Kuzma reunites with boyhood buddy Morris after trade originally appeared on NBC Sports Washington
Washington snagged the point guard they needed on Wednesday when they traded Ish Smith and Kentavious Caldwell-Pope to the Denver Nuggets in exchange for Monte Morris and Will Barton.
On the court, the trade satisfies a major need for the Wizards as they bolster their depth at point guard with Morris and add a savvy two-way wing for extra depth with Barton. But beneath the basketball X’s and O’s, a much deeper connection has emerged with the duo’s arrival in D.C.
Wizards forward Kyle Kuzma took to Twitter to voice his elation at the team acquiring Morris. Not only does he get a reliable floor general to share the court with, but Kuzma and Morris seem to have preexisting chemistry as teammates. All you have to do is go back to 2003 to find that connection.
Kuzma tweeted that he and Morris were teammates once before: in the second grade. Per his tweet, Kuzma and Morris “said we would play on the same NBA team together” at the time of their childhood partnership. Lo and behold, 19 years later as they both enter their sixth year in the pros that prophecy could come to fruition at the start of the 2022-23 season.
Kuzma and Morris were both born in Flint, Michigan 27 days apart in 1995. They grew up together, often competing against each other on flimsy toy hoops that hung over doors in the Kuzma household, per an ESPN story in 2020.
They went to separate high schools and eventually competed against each other.

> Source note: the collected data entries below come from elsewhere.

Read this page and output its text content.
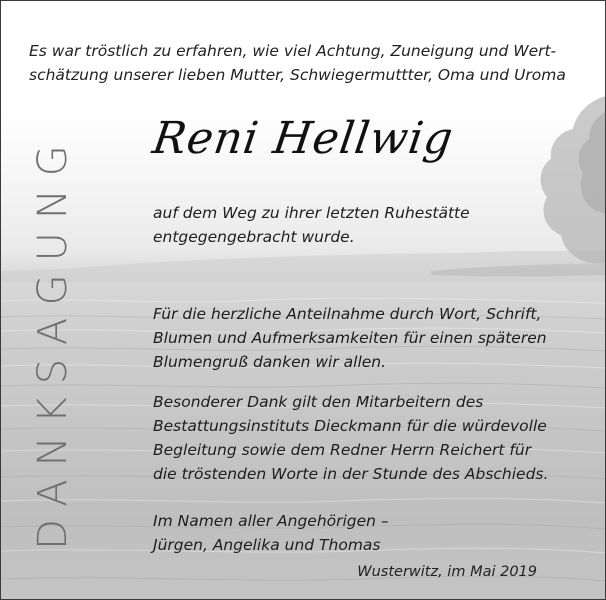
Es war tröstlich zu erfahren, wie viel Achtung, Zuneigung und Wert-
schätzung unserer lieben Mutter, Schwiegermuttter, Oma und Uroma
DANKSAGUNG Reni Hellwig
auf dem Weg zu ihrer letzten Ruhestätte
entgegengebracht wurde.
Für die herzliche Anteilnahme durch Wort, Schrift,
Blumen und Aufmerksamkeiten für einen späteren
Blumengruß danken wir allen.
Besonderer Dank gilt den Mitarbeitern des
Bestattungsinstituts Dieckmann für die würdevolle
Begleitung sowie dem Redner Herrn Reichert für
die tröstenden Worte in der Stunde des Abschieds.
Im Namen aller Angehörigen –
Jürgen, Angelika und Thomas
Wusterwitz, im Mai 2019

Kuzma went to the University of Utah and Morris went to Iowa State before they both would get drafted in 2017 — Kuzma to the Lakers at No. 27 and Morris to the Nuggets at No. 51.
It wouldn’t be until the 2020 NBA playoffs in the bubble when they would face each other at the biggest stage of the sport. Kuzma’s Lakers, en route to a championship, would defeat Morris’ Nuggets 4-1 in the Western Conference Finals.
Now, the two boyhood buddies reunite in the nation’s capital. Basketball has taken them all over the country only to see them pair up as Wizards.
Youth connections aside, Morris and Kuzma could prove to be an efficient combination for Wes Unseld Jr.’s squad this season. Kuzma led the team in points and rebounds last year, while Morris has shot nearly 40% from three-point range across his five-year career — a major statistical weakness in Washington last season.
Washington still has many question marks entering the later days of summer. Bradley Beal’s contract status has yet to be worked out, the team is reportedly still in the market for added weapons, and free agency only officially begins on Thursday. Still, even with all those matters hanging in the balance, the Morris-Kuzma connection is an unexpected storyline that reunites two childhood chums in D.C.